Published August 14, 2002 at 4:00 a.m.

Part art? Here’s the most frequently asked question a film critic is likely to encounter in Burlington: “When are we getting that art house?” People who make that inquiry are referring to the two-screen venue that will be part of the Lake and College Street Redevelopment Project. The complex is scheduled to include shops, a restaurant, an inn, offices and cultural space — a black-box theater for plays and Cinema Paradiso for motion pictures.

“We’re fully permitted and ready to start,” reports Melinda Moulton, whose Main Street Landing Company is behind the ambitious urban design. “As soon as we sell our 35-room inn to an interested party — which could be this month — we’ll go into the ground. We hope to begin construction this October, which means it’ll probably be completed by October 2004.”

Moulton’s company plans to lease Paradiso, with 120 seats in each screening room, to Jeff Thompson of Burlington. “He is a great guy,” she says. “I love his ideas for the place.”

The 31-year-old IBM logistics technician is digging into his own pockets and wooing investors in order to raise the $300,000 he needs to make movie magic. “I have to pay for the equipment, the screen, the seating, all the start-up costs,” says Thompson. “I want high-back seats that lean back some, with four-inch cushions and arm rests that flip up. That way, couples can squoosh together a little bit. For families, flip up a few and you’ve got a couch.”

Family fare is also important to the Milton native’s vision for Cinema Paradiso, named after the 1989 Italian Oscar-winning film. “It would be great to have some movies that only cost $10 for an entire family. It’ll be an art house at some point. I won’t be showing first-run stuff. I don’t want to compete with Hoyts or Merrill’s,” Thompson explains, referring to the area’s two largest commercial exhibitors.

It was Hoyts that gave him the initial inspiration for his planned enterprise. When he went to see the re-release of the original Star Wars in 1997, Thompson was upset that Cinema 9 on Shelburne Road lacked the Digital Surround Sound available in other cities. He did some research on the funding and real estate that would be required to establish his own theater. Thompson even set up a table on the Church Street Marketplace to conduct a public survey, asking passersby to speculate on their ideal movie-going experiences.

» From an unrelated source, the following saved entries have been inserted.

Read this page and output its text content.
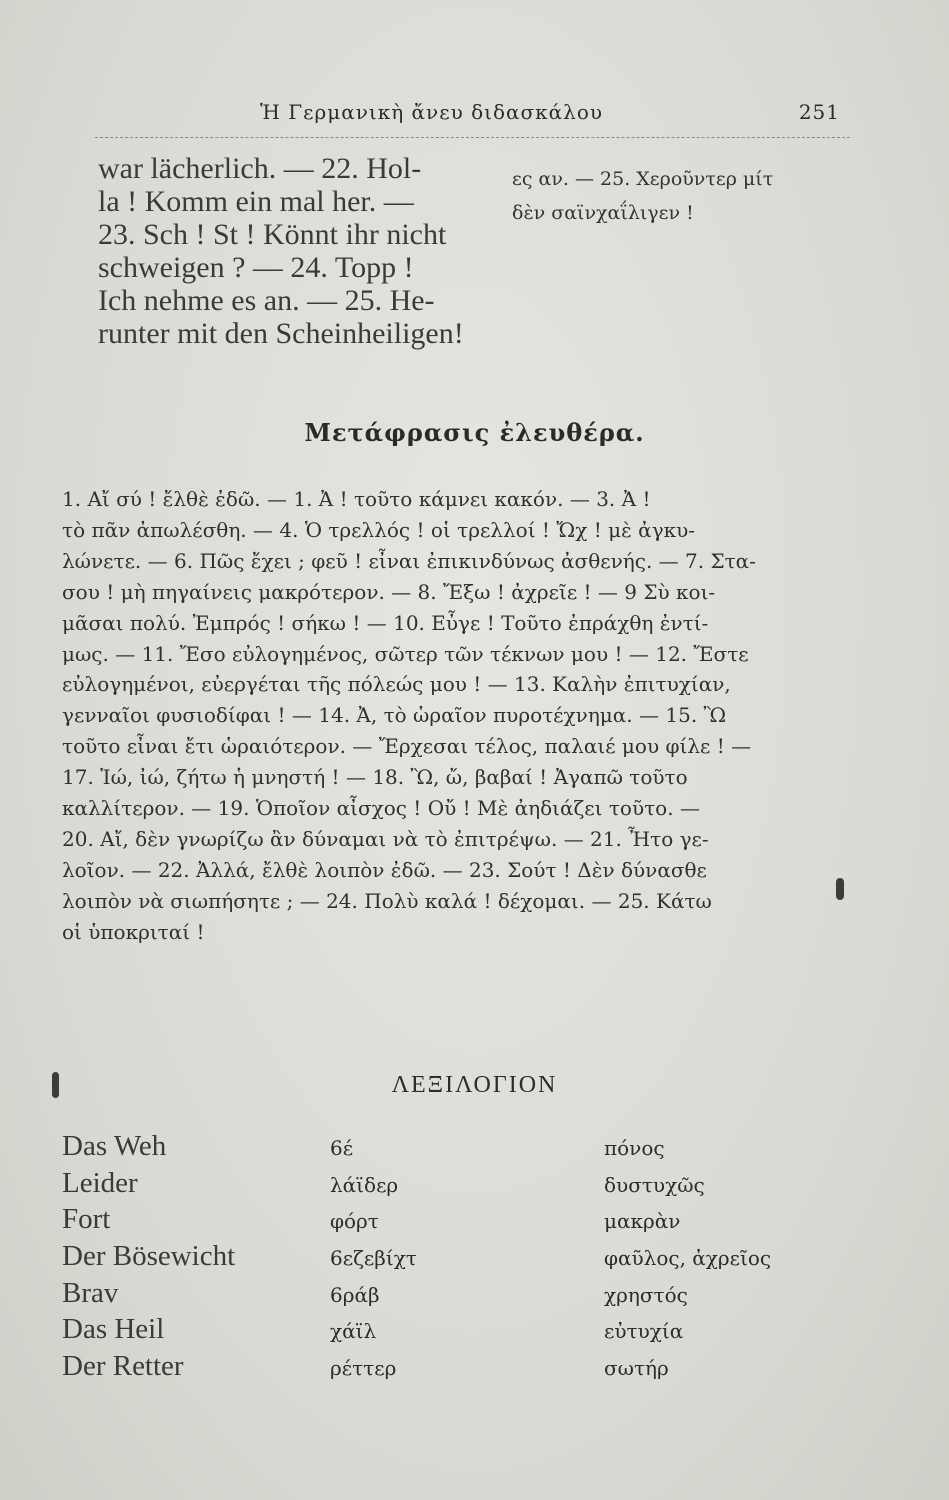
Ἡ Γερμανικὴ ἄνευ διδασκάλου	251
war lächerlich. — 22. Hol-
la ! Komm ein mal her. —
23. Sch ! St ! Könnt ihr nicht
schweigen ? — 24. Topp !
Ich nehme es an. — 25. He-
runter mit den Scheinheiligen!
ες αν. — 25. Χεροῦντερ μίτ
δὲν σαϊνχαΐλιγεν !
Μετάφρασις ἐλευθέρα.
1. Αἴ σύ ! ἔλθὲ ἐδῶ. — 1. Ἀ ! τοῦτο κάμνει κακόν. — 3. Ἀ !
τὸ πᾶν ἀπωλέσθη. — 4. Ὁ τρελλός ! οἱ τρελλοί ! Ὤχ ! μὲ ἀγκυ-
λώνετε. — 6. Πῶς ἔχει ; φεῦ ! εἶναι ἐπικινδύνως ἀσθενής. — 7. Στα-
σου ! μὴ πηγαίνεις μακρότερον. — 8. Ἔξω ! ἀχρεῖε ! — 9 Σὺ κοι-
μᾶσαι πολύ. Ἐμπρός ! σήκω ! — 10. Εὖγε ! Τοῦτο ἐπράχθη ἐντί-
μως. — 11. Ἔσο εὐλογημένος, σῶτερ τῶν τέκνων μου ! — 12. Ἔστε
εὐλογημένοι, εὐεργέται τῆς πόλεώς μου ! — 13. Καλὴν ἐπιτυχίαν,
γενναῖοι φυσιοδίφαι ! — 14. Ἀ, τὸ ὡραῖον πυροτέχνημα. — 15. Ὢ
τοῦτο εἶναι ἔτι ὡραιότερον. — Ἔρχεσαι τέλος, παλαιέ μου φίλε ! —
17. Ἰώ, ἰώ, ζήτω ἡ μνηστή ! — 18. Ὢ, ὤ, βαβαί ! Ἀγαπῶ τοῦτο
καλλίτερον. — 19. Ὁποῖον αἶσχος ! Οὔ ! Μὲ ἀηδιάζει τοῦτο. —
20. Αἴ, δὲν γνωρίζω ἂν δύναμαι νὰ τὸ ἐπιτρέψω. — 21. Ἦτο γε-
λοῖον. — 22. Ἀλλά, ἔλθὲ λοιπὸν ἐδῶ. — 23. Σούτ ! Δὲν δύνασθε
λοιπὸν νὰ σιωπήσητε ; — 24. Πολὺ καλά ! δέχομαι. — 25. Κάτω
οἱ ὑποκριταί !
ΛΕΞΙΛΟΓΙΟΝ
Das Weh	6έ	πόνος
Leider	λάϊδερ	δυστυχῶς
Fort	φόρτ	μακρὰν
Der Bösewicht	6εζεβίχτ	φαῦλος, ἀχρεῖος
Brav	6ράβ	χρηστός
Das Heil	χάϊλ	εὐτυχία
Der Retter	ρέττερ	σωτήρ
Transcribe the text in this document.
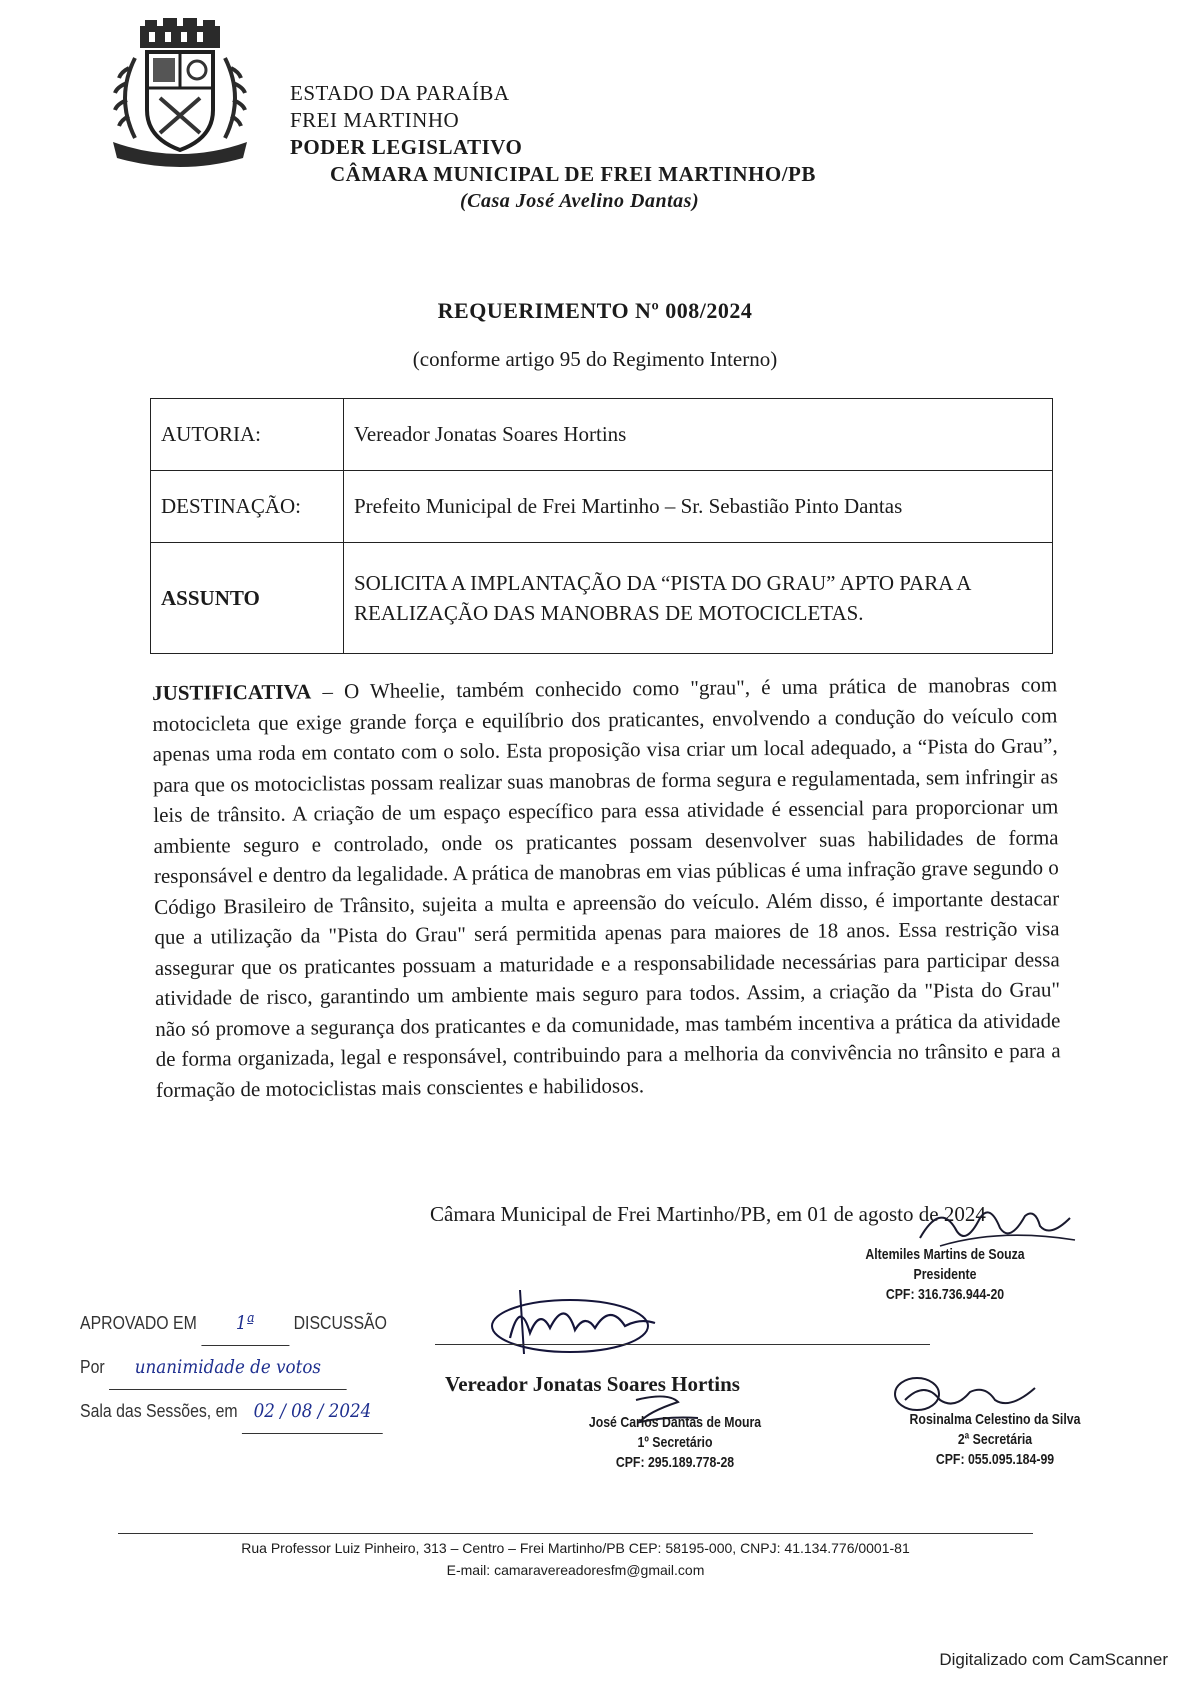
ESTADO DA PARAÍBA
FREI MARTINHO
PODER LEGISLATIVO
CÂMARA MUNICIPAL DE FREI MARTINHO/PB
(Casa José Avelino Dantas)
REQUERIMENTO Nº 008/2024
(conforme artigo 95 do Regimento Interno)
AUTORIA:	Vereador Jonatas Soares Hortins
DESTINAÇÃO:	Prefeito Municipal de Frei Martinho – Sr. Sebastião Pinto Dantas
ASSUNTO	SOLICITA A IMPLANTAÇÃO DA “PISTA DO GRAU” APTO PARA A REALIZAÇÃO DAS MANOBRAS DE MOTOCICLETAS.
JUSTIFICATIVA – O Wheelie, também conhecido como "grau", é uma prática de manobras com motocicleta que exige grande força e equilíbrio dos praticantes, envolvendo a condução do veículo com apenas uma roda em contato com o solo. Esta proposição visa criar um local adequado, a “Pista do Grau”, para que os motociclistas possam realizar suas manobras de forma segura e regulamentada, sem infringir as leis de trânsito. A criação de um espaço específico para essa atividade é essencial para proporcionar um ambiente seguro e controlado, onde os praticantes possam desenvolver suas habilidades de forma responsável e dentro da legalidade. A prática de manobras em vias públicas é uma infração grave segundo o Código Brasileiro de Trânsito, sujeita a multa e apreensão do veículo. Além disso, é importante destacar que a utilização da "Pista do Grau" será permitida apenas para maiores de 18 anos. Essa restrição visa assegurar que os praticantes possuam a maturidade e a responsabilidade necessárias para participar dessa atividade de risco, garantindo um ambiente mais seguro para todos. Assim, a criação da "Pista do Grau" não só promove a segurança dos praticantes e da comunidade, mas também incentiva a prática da atividade de forma organizada, legal e responsável, contribuindo para a melhoria da convivência no trânsito e para a formação de motociclistas mais conscientes e habilidosos.
Câmara Municipal de Frei Martinho/PB, em 01 de agosto de 2024
Altemiles Martins de Souza
Presidente
CPF: 316.736.944-20
Vereador Jonatas Soares Hortins
José Carlos Dantas de Moura
1º Secretário
CPF: 295.189.778-28
Rosinalma Celestino da Silva
2ª Secretária
CPF: 055.095.184-99
APROVADO EM 1ª DISCUSSÃO
Por unanimidade de votos
Sala das Sessões, em 02 / 08 / 2024
Rua Professor Luiz Pinheiro, 313 – Centro – Frei Martinho/PB CEP: 58195-000, CNPJ: 41.134.776/0001-81
E-mail: camaravereadoresfm@gmail.com
Digitalizado com CamScanner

Nothing much happened with Thompson’s dreams until a few years ago when he hooked up with Main Street Landing, which had proposed a mixed-use development along the waterfront side of Battery Street. The theater will be across the road from and just south of the Radisson Hotel.

Adamant about installing full digital capability, Thompson hopes Paradiso also can be “THX-certified” — a technological designation named for another futuristic George Lucas flick, THX 1138, which came out in 1971. “That certification involves everything from finely calibrated soundproofing to the size of the screen to the type of lens on the projector,” Thompson explains.

He and his brother Mike are going to build the ticket booth and concession stand. “Cinema Paradiso will be family-owned and operated,” vows Thompson, who intends to do all the booking himself. “I’ve made some connections with Sony Classics and Warner Bros., but I think art-house films will be tough. There’s never any rhyme or reason to which ones do well.”

His own recent favorites in this genre were discovered on the shelves of a video store: Children of Heaven is a 1999 Iranian drama about two poor children forced to share one pair of shoes. A Chef in Love, the tale of a French cook who ventures to Soviet Georgia in the 1920s, came out six years ago.

Without the publicity or TV trailers of a Hollywood blockbuster, independent and foreign-language selections can easily fall through the cracks. Thompson is considering a newsletter — perhaps like the informative publication put out by the Savoy in Montpelier — and a Web site. He’s also thinking about offering memberships.

Thompson has told the Vermont International Film Festival, which takes place every fall in venues throughout the Queen City, “that they can pretty much have the theater then.”

Repertory, or second-run, classics will figure prominently on the Cinema Paradiso schedule, Thompson says. “I might even do a Star Wars marathon.”